Autore: B.A

Pensione - Crisi economica - Reddito di cittadinanza

Pensioni e reddito di cittadinanza a rischio? Queste le cose che in Europa non piacciono

Ridimensionare, cancellare o ritoccare le misure che la UE ha messo nel mirino per concedere all’Italia gli aiuti del Recovery Fund, c’è chi la pensa così.

Qualcuno lo può considerare un allarmismo eccessivo, una teoria figlia dei sovranisti e degli anti europeisti, ma che alla base degli oltre 200 miliardi di aiuti europei destinati all’Italia, in parte a fondo perduto ed in parte in prestito, e tutti come debito comune con i 27 Stati Membri, ci sia qualche condizionalità, è evidente.

Adesso il governo ha un compito arduo, cioè riuscire a spendere tutti questi soldi e farlo in modo tale che all’Europa piaccia davvero. Devono essere introdotte misure, riforme e provvedimenti che devono piacere alla generalità degli Stati Membri, anche a quei Paesi che hanno osteggiato il soprattutto per via del fatto che la maggior parte dei fondi finivano all’Italia.

E non bisogna essere sovranisti per capire che il governo adesso sarà chiamato a contenere il debito pubblico. E quali sono le misure che alla UE non piacciono dell’Italia? Sicuramente reddito di cittadinanza e Quota 100. Che queste misure possano adesso essere ritoccate non c’è alcuna ufficialità e nemmeno alcun discorso in atto. Resta il fatto che se si parla di riduzione del debito pubblico, quali migliori misure da ritoccare se non quota 100 e reddito di cittadinanza?

Pensioni e reddito di cittadinanza a rischio adesso

Il quotidiano diretto da Alessandro Sallusti, “Il Giornale” con un articolo sottolinea come le pensioni e il reddito di cittadinanza, piaccia o no ai cittadini, sono finite nel mirino della UE. Parlare di Troika come per la Grecia, di commissariamento dell’Italia o di UE che mette mano alle cose che dovrebbero riguardare solo l’Italia e il suo governo adesso è prematuro.

Ma qualcosa gioco forza dovrà fare l’esecutivo Conte a cui adesso si chiede di riuscire a sfruttare tutta la montagna di euro che la UE ha assegnato all’Italia, facendo i compiti per bene, usandoli senza “offendere” Paesi che da sempre ci reputano evasori, cattivi pagatori e con troppi risparmi da parte. Il valore del Recovery Fund è di 750 miliardi, di cui 390 di sussidi e 360 in prestiti. Soldi da distribuire tra i vari Paesi dell’Eurozona e da reperire tramite gli Eurobond, con la fetta più grossa pari a 80 miliardi di fondo perduto e 120 di prestiti, che spettano alla nostra Nazione.
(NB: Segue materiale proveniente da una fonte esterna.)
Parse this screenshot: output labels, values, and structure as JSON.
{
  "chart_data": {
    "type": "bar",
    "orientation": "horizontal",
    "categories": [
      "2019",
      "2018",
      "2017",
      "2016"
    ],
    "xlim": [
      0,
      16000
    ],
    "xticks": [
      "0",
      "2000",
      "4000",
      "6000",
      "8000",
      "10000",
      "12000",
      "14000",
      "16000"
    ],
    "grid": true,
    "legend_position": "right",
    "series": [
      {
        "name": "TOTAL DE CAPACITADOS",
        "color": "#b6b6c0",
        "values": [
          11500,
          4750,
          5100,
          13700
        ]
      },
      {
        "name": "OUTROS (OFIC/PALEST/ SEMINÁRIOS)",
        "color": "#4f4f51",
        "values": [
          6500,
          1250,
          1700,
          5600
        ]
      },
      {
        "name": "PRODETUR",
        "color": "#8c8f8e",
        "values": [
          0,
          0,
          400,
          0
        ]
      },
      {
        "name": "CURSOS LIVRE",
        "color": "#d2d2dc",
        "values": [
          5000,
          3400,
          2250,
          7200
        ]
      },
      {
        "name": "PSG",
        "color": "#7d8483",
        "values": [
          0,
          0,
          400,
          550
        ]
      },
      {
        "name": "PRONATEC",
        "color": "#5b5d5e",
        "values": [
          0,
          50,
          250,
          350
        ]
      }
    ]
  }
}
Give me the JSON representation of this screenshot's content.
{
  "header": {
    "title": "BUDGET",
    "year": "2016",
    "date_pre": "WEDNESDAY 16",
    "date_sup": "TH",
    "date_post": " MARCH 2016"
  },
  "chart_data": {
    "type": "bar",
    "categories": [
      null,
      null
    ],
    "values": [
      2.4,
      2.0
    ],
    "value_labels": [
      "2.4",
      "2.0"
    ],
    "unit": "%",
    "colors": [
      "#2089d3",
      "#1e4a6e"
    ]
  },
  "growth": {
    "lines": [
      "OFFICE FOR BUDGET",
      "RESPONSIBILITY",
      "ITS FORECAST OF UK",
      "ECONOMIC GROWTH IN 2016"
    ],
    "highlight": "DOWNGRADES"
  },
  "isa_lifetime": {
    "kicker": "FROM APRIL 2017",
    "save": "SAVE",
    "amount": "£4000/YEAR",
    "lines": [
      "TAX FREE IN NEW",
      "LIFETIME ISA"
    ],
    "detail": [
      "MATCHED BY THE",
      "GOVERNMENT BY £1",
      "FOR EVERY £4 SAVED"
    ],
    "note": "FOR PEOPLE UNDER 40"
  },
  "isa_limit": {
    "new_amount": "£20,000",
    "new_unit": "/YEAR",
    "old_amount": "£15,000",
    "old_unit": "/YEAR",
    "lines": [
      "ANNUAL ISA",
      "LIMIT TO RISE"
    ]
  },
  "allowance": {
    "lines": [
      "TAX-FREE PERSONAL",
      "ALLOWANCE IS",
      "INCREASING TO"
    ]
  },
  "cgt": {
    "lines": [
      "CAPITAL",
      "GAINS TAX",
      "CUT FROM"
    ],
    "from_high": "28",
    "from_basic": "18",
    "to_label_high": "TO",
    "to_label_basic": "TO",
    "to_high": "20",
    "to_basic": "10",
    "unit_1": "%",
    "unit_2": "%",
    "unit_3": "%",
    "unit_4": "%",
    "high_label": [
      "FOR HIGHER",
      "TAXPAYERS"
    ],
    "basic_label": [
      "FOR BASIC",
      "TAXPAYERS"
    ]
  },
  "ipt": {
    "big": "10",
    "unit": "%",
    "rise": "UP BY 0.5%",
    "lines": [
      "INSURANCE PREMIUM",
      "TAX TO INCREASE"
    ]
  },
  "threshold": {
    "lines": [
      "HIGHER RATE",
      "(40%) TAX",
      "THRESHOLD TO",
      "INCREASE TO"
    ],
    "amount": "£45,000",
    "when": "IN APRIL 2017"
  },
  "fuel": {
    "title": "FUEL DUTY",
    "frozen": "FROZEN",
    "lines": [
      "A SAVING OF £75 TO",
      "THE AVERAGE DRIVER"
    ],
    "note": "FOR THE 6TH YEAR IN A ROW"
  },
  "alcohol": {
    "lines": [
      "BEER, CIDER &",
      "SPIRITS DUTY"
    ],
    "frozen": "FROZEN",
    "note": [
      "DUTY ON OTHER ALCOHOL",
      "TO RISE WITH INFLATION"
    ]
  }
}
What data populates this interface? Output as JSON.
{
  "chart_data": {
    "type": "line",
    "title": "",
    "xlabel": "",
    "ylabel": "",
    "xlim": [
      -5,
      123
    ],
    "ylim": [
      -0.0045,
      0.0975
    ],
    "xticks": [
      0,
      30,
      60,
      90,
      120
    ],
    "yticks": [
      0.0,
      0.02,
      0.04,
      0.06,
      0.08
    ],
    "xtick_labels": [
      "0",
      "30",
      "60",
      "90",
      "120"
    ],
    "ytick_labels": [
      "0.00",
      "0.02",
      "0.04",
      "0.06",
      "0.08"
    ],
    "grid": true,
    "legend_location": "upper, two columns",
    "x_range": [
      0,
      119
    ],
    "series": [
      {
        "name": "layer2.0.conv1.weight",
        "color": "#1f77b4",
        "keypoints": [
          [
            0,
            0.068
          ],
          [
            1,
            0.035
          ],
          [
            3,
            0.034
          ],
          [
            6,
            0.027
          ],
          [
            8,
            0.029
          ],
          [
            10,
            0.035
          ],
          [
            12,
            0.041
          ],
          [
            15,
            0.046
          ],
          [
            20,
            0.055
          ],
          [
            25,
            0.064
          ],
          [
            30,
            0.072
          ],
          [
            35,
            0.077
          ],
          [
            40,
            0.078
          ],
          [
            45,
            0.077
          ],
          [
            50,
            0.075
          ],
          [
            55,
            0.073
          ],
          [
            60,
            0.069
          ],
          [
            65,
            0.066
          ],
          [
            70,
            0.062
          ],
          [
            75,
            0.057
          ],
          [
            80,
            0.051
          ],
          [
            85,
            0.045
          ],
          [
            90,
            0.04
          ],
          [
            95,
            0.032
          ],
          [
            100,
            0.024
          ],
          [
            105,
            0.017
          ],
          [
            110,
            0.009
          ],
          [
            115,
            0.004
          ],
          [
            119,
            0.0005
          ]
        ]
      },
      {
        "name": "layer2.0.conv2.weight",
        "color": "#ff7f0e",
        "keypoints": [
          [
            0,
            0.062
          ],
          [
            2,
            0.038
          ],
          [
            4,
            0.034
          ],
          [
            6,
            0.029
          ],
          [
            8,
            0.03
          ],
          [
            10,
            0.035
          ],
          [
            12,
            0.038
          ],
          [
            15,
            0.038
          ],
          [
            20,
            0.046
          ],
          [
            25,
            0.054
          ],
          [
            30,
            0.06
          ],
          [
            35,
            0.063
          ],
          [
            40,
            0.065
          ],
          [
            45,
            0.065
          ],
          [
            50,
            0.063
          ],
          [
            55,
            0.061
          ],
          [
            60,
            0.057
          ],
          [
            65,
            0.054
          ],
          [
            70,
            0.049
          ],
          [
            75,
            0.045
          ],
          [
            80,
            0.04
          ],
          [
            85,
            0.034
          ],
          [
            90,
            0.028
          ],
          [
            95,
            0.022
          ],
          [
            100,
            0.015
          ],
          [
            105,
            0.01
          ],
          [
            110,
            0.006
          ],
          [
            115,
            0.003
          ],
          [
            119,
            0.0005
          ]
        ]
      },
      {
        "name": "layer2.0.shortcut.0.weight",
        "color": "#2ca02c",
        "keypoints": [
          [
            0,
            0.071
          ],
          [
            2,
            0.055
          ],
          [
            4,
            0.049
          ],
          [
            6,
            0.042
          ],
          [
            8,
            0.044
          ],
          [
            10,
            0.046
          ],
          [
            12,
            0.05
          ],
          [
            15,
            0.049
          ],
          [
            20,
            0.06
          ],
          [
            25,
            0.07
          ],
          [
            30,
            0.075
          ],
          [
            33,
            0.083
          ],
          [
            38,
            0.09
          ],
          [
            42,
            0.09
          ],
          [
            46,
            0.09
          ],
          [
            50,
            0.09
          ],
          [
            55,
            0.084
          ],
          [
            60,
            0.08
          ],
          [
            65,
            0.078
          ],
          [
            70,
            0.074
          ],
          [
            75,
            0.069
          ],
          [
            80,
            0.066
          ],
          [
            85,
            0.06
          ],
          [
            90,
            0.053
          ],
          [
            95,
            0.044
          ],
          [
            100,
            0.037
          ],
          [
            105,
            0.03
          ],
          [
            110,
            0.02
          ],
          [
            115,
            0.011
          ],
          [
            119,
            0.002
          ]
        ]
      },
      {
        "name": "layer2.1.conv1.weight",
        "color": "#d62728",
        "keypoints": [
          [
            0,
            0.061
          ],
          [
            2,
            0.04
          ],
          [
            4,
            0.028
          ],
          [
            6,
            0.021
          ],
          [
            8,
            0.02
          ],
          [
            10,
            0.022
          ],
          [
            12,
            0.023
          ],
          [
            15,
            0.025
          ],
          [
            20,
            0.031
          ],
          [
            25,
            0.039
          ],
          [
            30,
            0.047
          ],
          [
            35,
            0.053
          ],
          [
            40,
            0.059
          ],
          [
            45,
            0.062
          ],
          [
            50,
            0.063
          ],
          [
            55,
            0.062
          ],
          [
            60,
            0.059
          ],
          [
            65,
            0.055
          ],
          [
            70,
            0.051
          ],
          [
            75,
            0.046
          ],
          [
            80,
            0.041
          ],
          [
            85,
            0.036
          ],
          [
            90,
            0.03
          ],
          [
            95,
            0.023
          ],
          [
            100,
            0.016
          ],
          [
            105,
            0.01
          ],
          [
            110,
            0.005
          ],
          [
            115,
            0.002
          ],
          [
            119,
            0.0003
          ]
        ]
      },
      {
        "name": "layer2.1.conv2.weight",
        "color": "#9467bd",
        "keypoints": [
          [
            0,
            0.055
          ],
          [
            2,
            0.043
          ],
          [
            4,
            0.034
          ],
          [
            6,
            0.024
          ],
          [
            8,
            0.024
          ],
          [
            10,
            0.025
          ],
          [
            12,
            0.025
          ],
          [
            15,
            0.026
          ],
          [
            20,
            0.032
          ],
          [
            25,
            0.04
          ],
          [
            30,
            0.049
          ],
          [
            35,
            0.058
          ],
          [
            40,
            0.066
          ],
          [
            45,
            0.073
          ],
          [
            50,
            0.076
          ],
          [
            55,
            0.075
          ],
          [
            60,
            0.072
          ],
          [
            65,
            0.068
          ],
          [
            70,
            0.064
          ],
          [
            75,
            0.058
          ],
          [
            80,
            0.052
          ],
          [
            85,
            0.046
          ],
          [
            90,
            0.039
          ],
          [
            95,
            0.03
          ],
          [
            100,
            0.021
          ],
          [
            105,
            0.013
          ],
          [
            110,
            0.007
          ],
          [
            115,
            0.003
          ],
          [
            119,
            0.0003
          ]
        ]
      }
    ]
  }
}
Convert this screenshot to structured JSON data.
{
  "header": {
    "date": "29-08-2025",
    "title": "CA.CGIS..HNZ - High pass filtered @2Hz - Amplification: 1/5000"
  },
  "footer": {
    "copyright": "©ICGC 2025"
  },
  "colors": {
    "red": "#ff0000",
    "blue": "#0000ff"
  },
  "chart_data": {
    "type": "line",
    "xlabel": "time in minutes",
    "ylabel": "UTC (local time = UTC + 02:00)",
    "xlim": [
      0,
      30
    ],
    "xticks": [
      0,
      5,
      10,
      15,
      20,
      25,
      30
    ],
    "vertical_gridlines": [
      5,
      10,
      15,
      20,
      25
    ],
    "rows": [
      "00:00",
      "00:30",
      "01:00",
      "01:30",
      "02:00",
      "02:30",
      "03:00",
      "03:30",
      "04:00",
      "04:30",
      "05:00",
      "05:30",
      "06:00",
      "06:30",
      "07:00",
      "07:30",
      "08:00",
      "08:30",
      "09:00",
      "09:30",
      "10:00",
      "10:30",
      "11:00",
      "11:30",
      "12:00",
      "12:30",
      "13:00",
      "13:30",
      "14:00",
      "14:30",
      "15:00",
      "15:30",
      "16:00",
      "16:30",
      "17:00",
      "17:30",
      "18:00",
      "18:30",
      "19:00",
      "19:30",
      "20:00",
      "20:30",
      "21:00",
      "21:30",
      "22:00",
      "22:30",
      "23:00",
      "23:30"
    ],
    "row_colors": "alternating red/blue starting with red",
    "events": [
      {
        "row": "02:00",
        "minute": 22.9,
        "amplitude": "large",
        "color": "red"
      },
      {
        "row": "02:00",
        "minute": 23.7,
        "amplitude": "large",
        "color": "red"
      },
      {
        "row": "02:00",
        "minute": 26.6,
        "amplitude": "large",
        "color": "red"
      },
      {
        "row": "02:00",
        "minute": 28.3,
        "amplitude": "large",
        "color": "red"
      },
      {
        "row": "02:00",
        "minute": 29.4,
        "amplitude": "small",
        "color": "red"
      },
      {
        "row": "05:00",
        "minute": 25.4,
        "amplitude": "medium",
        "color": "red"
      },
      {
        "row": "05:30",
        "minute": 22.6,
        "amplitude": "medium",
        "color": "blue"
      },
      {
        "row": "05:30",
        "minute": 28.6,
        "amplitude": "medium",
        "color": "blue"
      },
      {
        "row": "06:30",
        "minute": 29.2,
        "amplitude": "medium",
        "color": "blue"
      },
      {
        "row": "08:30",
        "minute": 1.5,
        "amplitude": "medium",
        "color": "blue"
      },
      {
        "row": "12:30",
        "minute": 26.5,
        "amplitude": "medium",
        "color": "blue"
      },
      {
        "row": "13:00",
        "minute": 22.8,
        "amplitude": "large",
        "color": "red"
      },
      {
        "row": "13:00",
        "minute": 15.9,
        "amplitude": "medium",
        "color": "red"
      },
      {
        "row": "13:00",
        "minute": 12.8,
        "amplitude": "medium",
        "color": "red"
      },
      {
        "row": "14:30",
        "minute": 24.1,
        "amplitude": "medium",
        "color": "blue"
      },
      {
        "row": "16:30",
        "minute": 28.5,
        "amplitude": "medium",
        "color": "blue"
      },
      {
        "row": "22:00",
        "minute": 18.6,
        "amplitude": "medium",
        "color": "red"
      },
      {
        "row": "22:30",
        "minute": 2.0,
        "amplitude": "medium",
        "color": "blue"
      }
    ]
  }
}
Cosa dovrà dare in cambio l’Italia secondo il Giornale

Il Recovery Fund inizierà a destinare risorse soltanto tra il secondo trimestre del 2021 e tutto il 2023. La parte in prestito dovrà essere rimborsata a partire dal 2027 e, per quella data, i 27 membri dovranno trovare un accordo per consentire al bilancio comunitario di poter contare su nuove entrate. Queste le date del programma Recovery Fund e queste le prime condizioni. Già in vista della prossima manovra finanziaria, quella che il nostro esecutivo dovrà varare come prassi per ottobre, il lavoro del governo appare arduo.

Appare scontato che bisognerà fare una manovra da mandare a Bruxelles e che piaccia alla UE. Per esempio, appare impossibile presentare un piano che magari prevede un potenziamento del reddito di cittadinanza o addirittura una quota 41 per tutti o una pensione flessibile a partire dai 62 anni come i sindacati propongono da tempo. Piuttosto bisogna fare i virtuosi, magari cancellando o ridimensionando la Quota 100. Il meccanismo di uscita anticipata a 62 anni di età e 38 di contributi è considerato molto male oltre che dai Paesi frugali come Olanda e Austria, anche da Germania e Francia.

I tecnici del Mef, come sottolinea «Il Giornale», starebbero già al lavoro su alcune ipotesi. Si ragiona su una età di accesso alla pensione fissata a 64 anni oppure su altre soluzioni, come Quota 102 o la possibilità di un’età minima a 64 anni senza i 38 di contributi, con calcolo dell’assegno contributivo. Sul reddito di cittadinanza invece, l’Europa ha più volte sollecitato i vari governi ad adottare misure per contrastare la povertà, ma il sussidio italiano tanto caro al Movimento 5 Stelle è risultato a dir poco sbilanciato in favore dell’assistenzialismo.